La tirannia del merito. “The tyranny of merit”.

SILVIA GUZZETTI

La tirannia del merito. Che cosa è capitato al bene comune? (“The tyranny of merit. What’s become of the common good?”), l’ultimo volume del filosofo della politica Michael Sandel, pubblicato in Gran Bretagna dalla casa editrice Allen Lane è un’analisi lucida e leggibilissima del populismo.

Il progetto del libro è contenuto nel titolo. Dimostrare come le élite americane che controllano, oggi, ricchezza e potere siano profondamente convinte di avere il diritto morale e intellettuale a questi privilegi. Successi scolastici e lavorativi sono l’inevitabile ricompensa per una vita virtuosa, di duro lavoro e autodisciplina. Questa idea, promossa da leader politici di sinistra e di destra, tra i primi Hillary Clinton e Barak Obama, con il suo slogan «ce la puoi fare se ci provi», genera una tirannia, un regime dispotico tossico che sta uccidendo democrazia e politica.

All’underclass tocca, oggi, una condanna morale senza precedenti. L’esclusione dal mercato del lavoro è il prezzo da pagare per l’incapacità di emergere, di vincere la competizione, un fallimento che è morale prima che economico e lavorativo. «Questo modo di pensare al successo», scrive Sandel, «rende difficile promuovere la solidarietà e una società giusta. E anche alimentare spazi pubblici dove vi sia un senso di appartenenza comune».

L’autore distrugge la retorica del sogno americano dimostrando che non esiste più. Ha simpatia per chi ha votato per Donald Trump perché non aveva altra scelta per esprimere la propria rabbia e frustrazione nei confronti di oligarchie tecnocratiche. È critico del modo in cui Obama «ha salvato le banche senza metterle davanti alle loro responsabilità», durante la crisi del 2008, perché era convinto che i finanzieri di Wall Street, molti dei quali erano stati suoi compagni di università, si meritassero i loro stipendi altissimi. Impietosa e, insieme, paradossale, la critica dell’autore alla comunità alla quale appartiene.

Sandel mette il dito nelle piaghe del sistema educativo americano descrivendo i suoi studenti di oggi, molti dei quali soffrono di depressione e ansia, in atenei dove la pubblicazione dei risultati deve, ormai, essere sincronizzata con sessioni di counselling perché il senso di non riuscire è diventato intollerabile. Radicale la proposta del professore ai suoi datori di lavoro. Sostituire il complicatissimo sistema di ammissione che premia i più ricchi e i figli degli ex alunni con una lotteria, tirando a sorte i nomi degli studenti da ammettere, una volta che hanno dimostrato un livello minimo di preparazione.

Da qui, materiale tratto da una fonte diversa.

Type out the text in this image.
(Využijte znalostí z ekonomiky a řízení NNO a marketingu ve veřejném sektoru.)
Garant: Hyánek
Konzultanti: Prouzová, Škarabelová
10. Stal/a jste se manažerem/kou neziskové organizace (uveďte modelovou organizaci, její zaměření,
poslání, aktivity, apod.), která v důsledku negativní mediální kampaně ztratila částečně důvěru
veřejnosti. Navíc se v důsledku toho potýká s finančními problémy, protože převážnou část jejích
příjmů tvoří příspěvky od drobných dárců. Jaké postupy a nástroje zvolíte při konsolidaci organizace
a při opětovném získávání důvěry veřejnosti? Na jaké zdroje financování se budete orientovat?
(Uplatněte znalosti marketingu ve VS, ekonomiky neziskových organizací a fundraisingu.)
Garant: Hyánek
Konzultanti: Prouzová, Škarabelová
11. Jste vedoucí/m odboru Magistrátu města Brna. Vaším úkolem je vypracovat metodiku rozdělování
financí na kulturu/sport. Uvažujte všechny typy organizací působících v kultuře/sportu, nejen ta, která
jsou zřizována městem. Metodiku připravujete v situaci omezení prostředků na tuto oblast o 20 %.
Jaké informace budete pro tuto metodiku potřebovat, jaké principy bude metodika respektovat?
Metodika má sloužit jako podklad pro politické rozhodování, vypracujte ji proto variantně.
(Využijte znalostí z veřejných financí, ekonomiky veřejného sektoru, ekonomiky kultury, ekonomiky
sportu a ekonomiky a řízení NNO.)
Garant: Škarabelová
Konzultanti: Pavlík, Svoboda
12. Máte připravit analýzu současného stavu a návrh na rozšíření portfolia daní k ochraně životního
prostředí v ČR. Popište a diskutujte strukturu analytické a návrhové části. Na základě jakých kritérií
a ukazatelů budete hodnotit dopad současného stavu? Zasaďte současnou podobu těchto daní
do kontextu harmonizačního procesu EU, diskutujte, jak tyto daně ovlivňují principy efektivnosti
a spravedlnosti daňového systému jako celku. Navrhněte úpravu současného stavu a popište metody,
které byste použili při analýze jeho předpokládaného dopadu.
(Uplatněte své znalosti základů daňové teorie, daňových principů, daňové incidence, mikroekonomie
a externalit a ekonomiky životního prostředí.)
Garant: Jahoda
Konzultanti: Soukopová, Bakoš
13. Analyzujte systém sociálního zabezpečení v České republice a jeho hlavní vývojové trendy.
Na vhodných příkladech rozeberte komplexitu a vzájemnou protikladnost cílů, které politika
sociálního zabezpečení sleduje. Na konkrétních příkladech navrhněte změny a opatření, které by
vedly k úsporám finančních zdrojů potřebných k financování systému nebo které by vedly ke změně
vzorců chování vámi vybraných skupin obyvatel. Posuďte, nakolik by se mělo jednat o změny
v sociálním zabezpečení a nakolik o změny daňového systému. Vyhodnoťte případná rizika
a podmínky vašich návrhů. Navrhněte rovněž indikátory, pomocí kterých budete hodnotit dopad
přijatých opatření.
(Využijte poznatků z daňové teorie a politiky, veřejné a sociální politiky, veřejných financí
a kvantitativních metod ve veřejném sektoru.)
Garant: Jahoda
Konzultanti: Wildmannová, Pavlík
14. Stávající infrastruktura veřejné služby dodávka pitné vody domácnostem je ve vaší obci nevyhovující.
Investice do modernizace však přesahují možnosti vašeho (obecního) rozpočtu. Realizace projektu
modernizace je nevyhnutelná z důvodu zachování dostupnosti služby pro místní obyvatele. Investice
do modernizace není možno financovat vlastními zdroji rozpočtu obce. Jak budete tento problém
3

Questo volume, radicato nella dottrina sociale cattolica, che Sandel riprende in diversi passaggi, è un appello perché il bene comune, inteso come il benessere non soltanto economico, ma soprattutto psicologico e sociale, della maggior parte dei cittadini ritorni a essere l’obiettivo più importante della classe politica. E perché la politica con la p maiuscola torni al centro con spazi pubblici dove i più poveri e i più ricchi possano discutere su come ripensare la società.

Il libro si conclude con la storia di Henry Aaron, americano di colore, uno dei più famosi giocatori di baseball, sfuggito, grazie allo sport, a povertà e segregazione. «È difficile leggere la sua storia senza amare la meritocrazia», conclude Sandel, «senza vederla come la risposta ultima all’ingiustizia. Ma si tratta di un errore». La morale della storia di Aaron, secondo Sandel, è che dovremmo disprezzare un sistema razzista e costruire una società giusta nella quale non vi sia bisogno di competere per ottenere benessere e riconoscimento sociale.